- Published on
A Cross-Document Coreference Resolution Approach to Low-Resource Languages
- Authors
- Name
- Pai Buabthong
- @paippb
Theptakob, N., Seneewong Na Ayutthaya, T., Saetia, C., Chalothorn, T., Buabthong, P., "A Cross-Document Coreference Resolution Approach to Low-Resource Languages." Knowledge Science, Engineering and Management. KSEM 2023. Lecture Notes in Computer Science vol 14118, (2023). DOI: 10.1007/978-3-031-40286-9_34
tl;dr
- The paper addresses cross-document coreference resolution for low-resource languages, focusing on Thai.
- An English model based on agglomerative clustering is adapted for Thai coreference resolution.
- A method for converting Thai text into datasets similar to the ECB+ benchmark for English is introduced.
- The study compares manual and automatic span detection methods for coreference resolution.
- A fine-tuned longformer model achieves the best performance with a CoNLL F1 score of 72.87.
- The approach demonstrates improved performance in Thai coreference resolution.

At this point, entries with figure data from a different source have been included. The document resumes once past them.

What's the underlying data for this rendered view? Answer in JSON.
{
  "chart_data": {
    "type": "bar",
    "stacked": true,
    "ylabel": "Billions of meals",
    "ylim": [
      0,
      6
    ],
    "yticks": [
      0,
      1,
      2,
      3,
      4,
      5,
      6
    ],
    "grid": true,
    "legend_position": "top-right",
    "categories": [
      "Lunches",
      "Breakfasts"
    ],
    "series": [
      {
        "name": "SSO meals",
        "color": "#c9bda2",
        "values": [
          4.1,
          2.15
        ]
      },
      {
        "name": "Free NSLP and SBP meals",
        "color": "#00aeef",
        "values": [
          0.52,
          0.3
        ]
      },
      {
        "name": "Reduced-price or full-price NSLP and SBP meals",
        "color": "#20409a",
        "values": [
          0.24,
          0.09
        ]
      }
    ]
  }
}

- The proposed framework can potentially be extended to other low-resource languages.
Comments
- The approach is specifically designed for Thai, a low-resource language, which might limit its applicability to languages with even fewer resources or different linguistic structures.
- The performance of the model heavily relies on the quality and size of the datasets converted to mimic the ECB+ benchmark, which may not fully capture the nuances of the Thai language.
- The study finds that automatic span detection methods, while effective, still lag behind manual methods in accuracy, which could impact the overall coreference resolution performance.
- Adapting an English-based model to a low-resource language like Thai involves significant challenges in terms of linguistic differences, which may not be fully addressed by the current methodology.